Die Konzeption des „sozialen Einkaufens“ ist im Sinne des gesunden Menschenverstandes, der sozialen Gerechtigkeit und der Ökonomie empfehlenswert und hilfreich. Außerdem wäre das Projekt in relativ kurzer Zeit realisierbar, wenn es mit entsprechender Tat- und Willenskraft der Verantwortlichen angegangen würde. Da bleibt die entscheidende Frage offen, warum das Vorhaben bisher von der Politik noch nicht einmal angerissen – geschweige denn gefordert – wurde?

  • Die Antwort kann logischerweise nur lauten: Es ist nicht gewollt.
  • Es schließt sich die Preisfrage an: Warum ist es nicht gewollt?
  • Die einzige sich aufdrängende Antwort ist: Armut ist erwünscht und soll nicht abgeschafft werden.
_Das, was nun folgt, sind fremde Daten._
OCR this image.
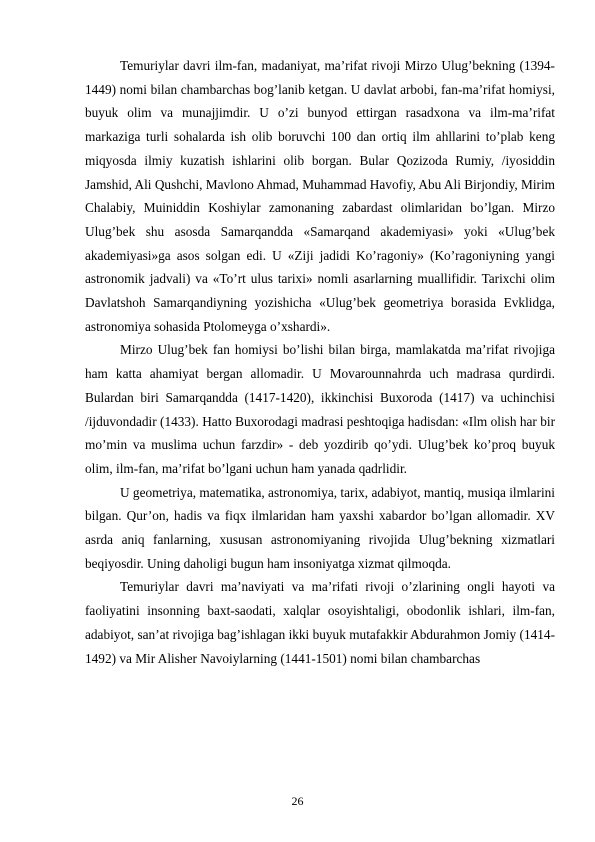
Temuriylar davri ilm-fan, madaniyat, ma’rifat rivoji Mirzo Ulug’bekning (1394-1449) nomi bilan chambarchas bog’lanib ketgan. U davlat arbobi, fan-ma’rifat homiysi, buyuk olim va munajjimdir. U o’zi bunyod ettirgan rasadxona va ilm-ma’rifat markaziga turli sohalarda ish olib boruvchi 100 dan ortiq ilm ahllarini to’plab keng miqyosda ilmiy kuzatish ishlarini olib borgan. Bular Qozizoda Rumiy, /iyosiddin Jamshid, Ali Qushchi, Mavlono Ahmad, Muhammad Havofiy, Abu Ali Birjondiy, Mirim Chalabiy, Muiniddin Koshiylar zamonaning zabardast olimlaridan bo’lgan. Mirzo Ulug’bek shu asosda Samarqandda «Samarqand akademiyasi» yoki «Ulug’bek akademiyasi»ga asos solgan edi. U «Ziji jadidi Ko’ragoniy» (Ko’ragoniyning yangi astronomik jadvali) va «To’rt ulus tarixi» nomli asarlarning muallifidir. Tarixchi olim Davlatshoh Samarqandiyning yozishicha «Ulug’bek geometriya borasida Evklidga, astronomiya sohasida Ptolomeyga o’xshardi».

Mirzo Ulug’bek fan homiysi bo’lishi bilan birga, mamlakatda ma’rifat rivojiga ham katta ahamiyat bergan allomadir. U Movarounnahrda uch madrasa qurdirdi. Bulardan biri Samarqandda (1417-1420), ikkinchisi Buxoroda (1417) va uchinchisi /ijduvondadir (1433). Hatto Buxorodagi madrasi peshtoqiga hadisdan: «Ilm olish har bir mo’min va muslima uchun farzdir» - deb yozdirib qo’ydi. Ulug’bek ko’proq buyuk olim, ilm-fan, ma’rifat bo’lgani uchun ham yanada qadrlidir.

U geometriya, matematika, astronomiya, tarix, adabiyot, mantiq, musiqa ilmlarini bilgan. Qur’on, hadis va fiqx ilmlaridan ham yaxshi xabardor bo’lgan allomadir. XV asrda aniq fanlarning, xususan astronomiyaning rivojida Ulug’bekning xizmatlari beqiyosdir. Uning daholigi bugun ham insoniyatga xizmat qilmoqda.

Temuriylar davri ma’naviyati va ma’rifati rivoji o’zlarining ongli hayoti va faoliyatini insonning baxt-saodati, xalqlar osoyishtaligi, obodonlik ishlari, ilm-fan, adabiyot, san’at rivojiga bag’ishlagan ikki buyuk mutafakkir Abdurahmon Jomiy (1414-1492) va Mir Alisher Navoiylarning (1441-1501) nomi bilan chambarchas

26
Die Existenz von Armut bei einer Vielzahl von Menschen stellt ein Erpressungspotenzial der Politik und des Kapitals dar und kann vorzüglich zu Regulierungszwecken mißbracht werden, die der Aufrechterhaltung des Systems dienen.
  • Außerdem kann die Weigerung der politisch Verantwortlichen, ein derart pragmatisches und vernünftiges Modell einzuführen zusätzlich nur so erklärt werden, daß das ausufernde, alles verschlingende Wachstum und die dahinter stehende neoliberale Ideologie ungebremst durchgepeitscht werden sollen. Eine soziale Verwendung der Konsumüberschüsse kommt bei dieser schizophrenen Denkweise nicht infrage! Das alles spricht für ein politisches Klima der sozialen Kälte und einen rücksichtslosen und menschenverachtenden Charakter der Akteure.

Dazu schieb ich bereits weiter oben: „Die zwangsläufige Frage, die sich stellt, ist die, auf welche Weise denn die Tafelorganisation überflüssig gemacht werden kann. Wer glaubt, dazu brauchte man nur die Sozial- und Hartz IV-Regelsätze ein wenig nach oben zu korrigieren sowie einen Mindestlohn von lächerlichen 8,50 € einzuführen, der liegt völlig daneben. Jeder, der logisch und in Zusammenhängen denken kann, kennt die richtige Antwort. Nur radikale Bekämpfung der systembedingten Faktoren und Auslöser bringt die Lösung. Aber darauf können wir noch lange warten.“

Wolfgang Blaschka hat teilweise die Antwort darauf gegeben, aber diese kann nur als Übergangslösung angesehen werden, was er auch selbst erkannt hat. Die Endlösung ist nur in der Art eines radikalen Systemwandels erfolgen. Auf welche Weise dieser durchgeführt wird oder ob wir noch lange darauf warten müssen, ist eigentlich zweitrangig. Obwohl die Dringlichkeit für die Notleidenden und Betroffenen keinen Aufschub duldet.